No sooner had the riot ended than critics began attacking the police department’s tactics in suppressing it. Almost all the critics pointed out that police clumsiness led to the destruction of at least one Stradivarius cello and an Amati violin, which were both almost literally priceless, and more than one critic said that the police presence was altogether too Wagnerian and out of place in the middle of a Vivaldi concerto. Friends of the violinists told reporters afterwards that the police deliberately targeted them for abuse and arrest, even though the violinists were the victims of the initial attack, proving, they said, that the police shared the same long-term prejudice against violinists that caused the riot in the first place. Many of these same friends demanded an immediate investigation of the police department’s handling of the situation, calling the department heavy-handed and inept.

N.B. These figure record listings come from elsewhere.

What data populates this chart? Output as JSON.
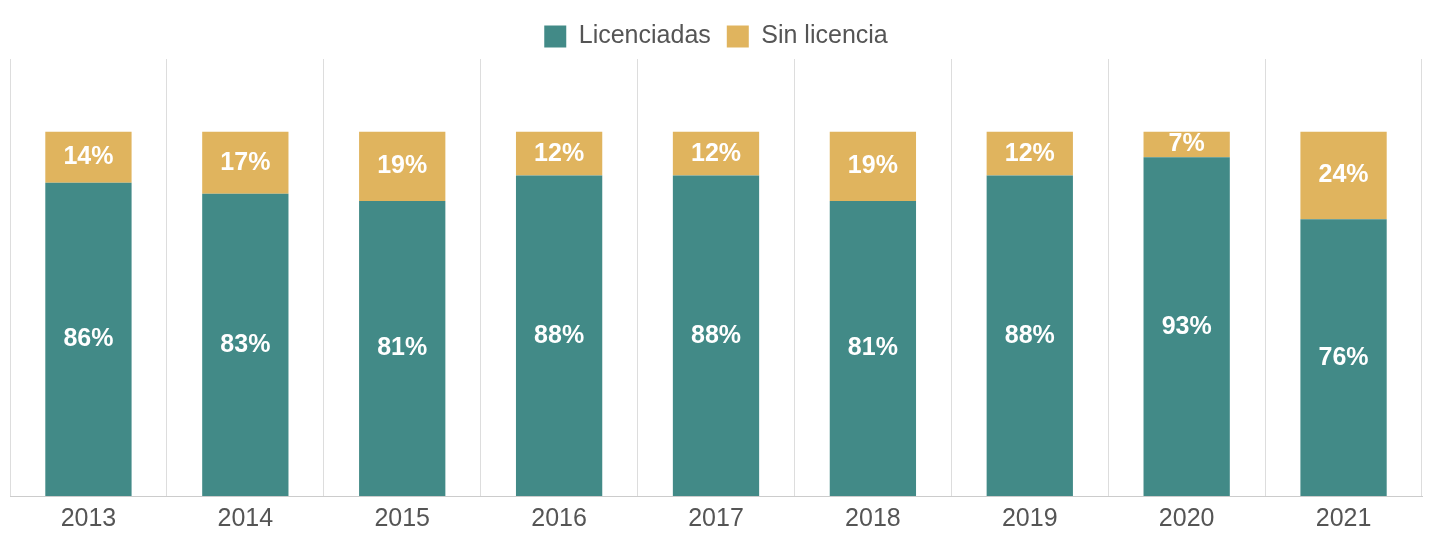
{
  "chart_data": {
    "type": "bar",
    "stacked": true,
    "categories": [
      "2013",
      "2014",
      "2015",
      "2016",
      "2017",
      "2018",
      "2019",
      "2020",
      "2021"
    ],
    "series": [
      {
        "name": "Licenciadas",
        "color": "#428a87",
        "values": [
          86,
          83,
          81,
          88,
          88,
          81,
          88,
          93,
          76
        ],
        "value_labels": [
          "86%",
          "83%",
          "81%",
          "88%",
          "88%",
          "81%",
          "88%",
          "93%",
          "76%"
        ]
      },
      {
        "name": "Sin licencia",
        "color": "#e0b45e",
        "values": [
          14,
          17,
          19,
          12,
          12,
          19,
          12,
          7,
          24
        ],
        "value_labels": [
          "14%",
          "17%",
          "19%",
          "12%",
          "12%",
          "19%",
          "12%",
          "7%",
          "24%"
        ]
      }
    ],
    "grid": "x",
    "legend": "top",
    "tick_labels": "x"
  }
}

Defenders of public order swiftly came to the defense of the police, pointing out that the police clearly gave the rioting musicians more than enough time to stop fighting and leave the hall; videotapes from the symphony’s own surveillance system also show the police warning the rioters to stop fighting or face the consequences, albeit on bullhorns that were obviously out of tune and therefore had no business in a concert hall. The liberal use of tear gas also had a detrimental effect on the overall quality of the cellos, making their sound weak and tremulous when it should have been strong and passionate. And, as everyone pointed out, the sirens, bullhorns, and other police instruments were all out of tune. Perhaps there is a future for them in playing the moderns, but on the whole, this sort of thing can be forgiven once, I think, given the exigencies of the situation, but the Boston Police Department will have to spend more time, a lot more time, working on their sound in the rehearsal hall if they ever wish to return to the concert stage again.